The team found the ocean is absorbing CO2 from fossil fuel combustion at an increasing rate from the 1990s to the early 2000s.
The report says the ocean takes up as much as 34 gigatonnes (billions of metric tonnes) of human produced carbon between 1994 and 2007.
“The uptake and storage in the ocean of human produced CO2 has significantly decreased the climate change effects the planet has seen so far,” said Sabine in a press release. Getting a handle on how much more the ocean can take is critical for predicting future climate change impacts.”
It’s a two-step process — first the CO2 dissolves in the surface water and, second, currents fold the CO2 deeper underwater in a process scientists call “sink.”
Without this sink, the concentration of CO2 in the atmosphere and the extent of anthropogenic climate change would be considerably higher, according to UH researchers.
Scientists from seven countries started doing research cruises in 2003, gathering information on ocean chemistry. They found as the atmospheric concentration of CO2 rises, oceanic sink strengthens more or less proportionally. The more CO2 is in the atmosphere, the more is absorbed by the oceans – until it eventually becomes saturated, researchers say.
So far, though, that point hasn’t been reached.
“Over the examined period, the global ocean continued to take up anthropogenic CO2 at a rate that is congruent with the increase of atmospheric CO2,” said Nicolas Gruber, professor of environmental physics at ETH Zurich and lead author of the study.
Sabine points out it’s reassuring the “marine carbon sink” is still intact, but said “it comes at a price.”
That’s because CO2 dissolved in the ocean makes seawater more acidic. That can impact marine organisms like coral. Coral’s skeletons and things like calcium carbonate shells can dissolve in ocean water that’s too acidic. The changing chemical composition of the ocean can also impact physiological processes such as the breathing of fish.
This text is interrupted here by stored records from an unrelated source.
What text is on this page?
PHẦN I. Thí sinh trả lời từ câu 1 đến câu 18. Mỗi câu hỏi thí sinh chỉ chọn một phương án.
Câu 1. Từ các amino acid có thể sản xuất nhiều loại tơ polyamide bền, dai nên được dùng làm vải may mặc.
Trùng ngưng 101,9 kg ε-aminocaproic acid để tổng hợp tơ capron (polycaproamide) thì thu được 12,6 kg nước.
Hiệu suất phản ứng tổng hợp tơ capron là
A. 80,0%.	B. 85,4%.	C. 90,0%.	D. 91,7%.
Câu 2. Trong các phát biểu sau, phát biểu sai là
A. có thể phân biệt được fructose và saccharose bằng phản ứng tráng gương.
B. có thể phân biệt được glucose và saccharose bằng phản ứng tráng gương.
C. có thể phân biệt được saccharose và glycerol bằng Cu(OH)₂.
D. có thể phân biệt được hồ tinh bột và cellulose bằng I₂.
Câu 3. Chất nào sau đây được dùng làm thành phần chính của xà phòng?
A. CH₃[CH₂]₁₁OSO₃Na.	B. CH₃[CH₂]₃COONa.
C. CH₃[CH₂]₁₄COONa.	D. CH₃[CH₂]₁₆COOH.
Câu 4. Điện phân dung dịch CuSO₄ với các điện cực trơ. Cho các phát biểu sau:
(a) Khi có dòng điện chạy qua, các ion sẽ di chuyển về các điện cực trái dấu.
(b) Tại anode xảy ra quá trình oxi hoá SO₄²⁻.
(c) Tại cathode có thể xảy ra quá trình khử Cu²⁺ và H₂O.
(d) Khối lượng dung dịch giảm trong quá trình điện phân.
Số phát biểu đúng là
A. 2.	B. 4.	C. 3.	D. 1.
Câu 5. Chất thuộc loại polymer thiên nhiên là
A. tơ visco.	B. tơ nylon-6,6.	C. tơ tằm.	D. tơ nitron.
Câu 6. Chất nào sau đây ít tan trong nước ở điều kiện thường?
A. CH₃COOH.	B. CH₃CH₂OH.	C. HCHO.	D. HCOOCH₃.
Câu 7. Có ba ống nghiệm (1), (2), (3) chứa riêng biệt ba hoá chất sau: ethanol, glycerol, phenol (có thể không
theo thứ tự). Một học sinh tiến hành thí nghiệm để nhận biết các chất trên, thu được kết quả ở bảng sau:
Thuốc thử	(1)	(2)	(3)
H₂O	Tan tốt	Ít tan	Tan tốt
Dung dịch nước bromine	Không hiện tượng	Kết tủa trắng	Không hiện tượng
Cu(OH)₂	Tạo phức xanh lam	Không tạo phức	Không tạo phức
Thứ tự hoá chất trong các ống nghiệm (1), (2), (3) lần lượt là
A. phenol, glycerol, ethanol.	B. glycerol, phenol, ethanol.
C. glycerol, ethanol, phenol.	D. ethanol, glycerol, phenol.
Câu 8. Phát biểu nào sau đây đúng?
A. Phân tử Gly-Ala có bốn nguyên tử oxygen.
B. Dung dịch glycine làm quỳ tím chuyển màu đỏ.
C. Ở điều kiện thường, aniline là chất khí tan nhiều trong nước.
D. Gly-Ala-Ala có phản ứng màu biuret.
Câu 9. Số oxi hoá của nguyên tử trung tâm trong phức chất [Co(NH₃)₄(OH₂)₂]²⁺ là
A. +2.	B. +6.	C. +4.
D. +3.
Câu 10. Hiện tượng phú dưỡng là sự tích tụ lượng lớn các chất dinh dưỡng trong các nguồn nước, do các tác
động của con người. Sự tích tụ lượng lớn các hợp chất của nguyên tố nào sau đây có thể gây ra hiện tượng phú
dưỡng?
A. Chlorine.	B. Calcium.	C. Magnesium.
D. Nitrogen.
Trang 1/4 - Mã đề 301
“Documenting the accumulation of human produced CO2 in the ocean and the resulting acidification is particularly important for Hawaii, where our tourism and fishing industries depend on healthy ecosystems,” Sabine said in the release. “A clear understanding of the stress we are putting on our marine ecosystems from burning fossil fuels will help us to better manage our resources sustainably.”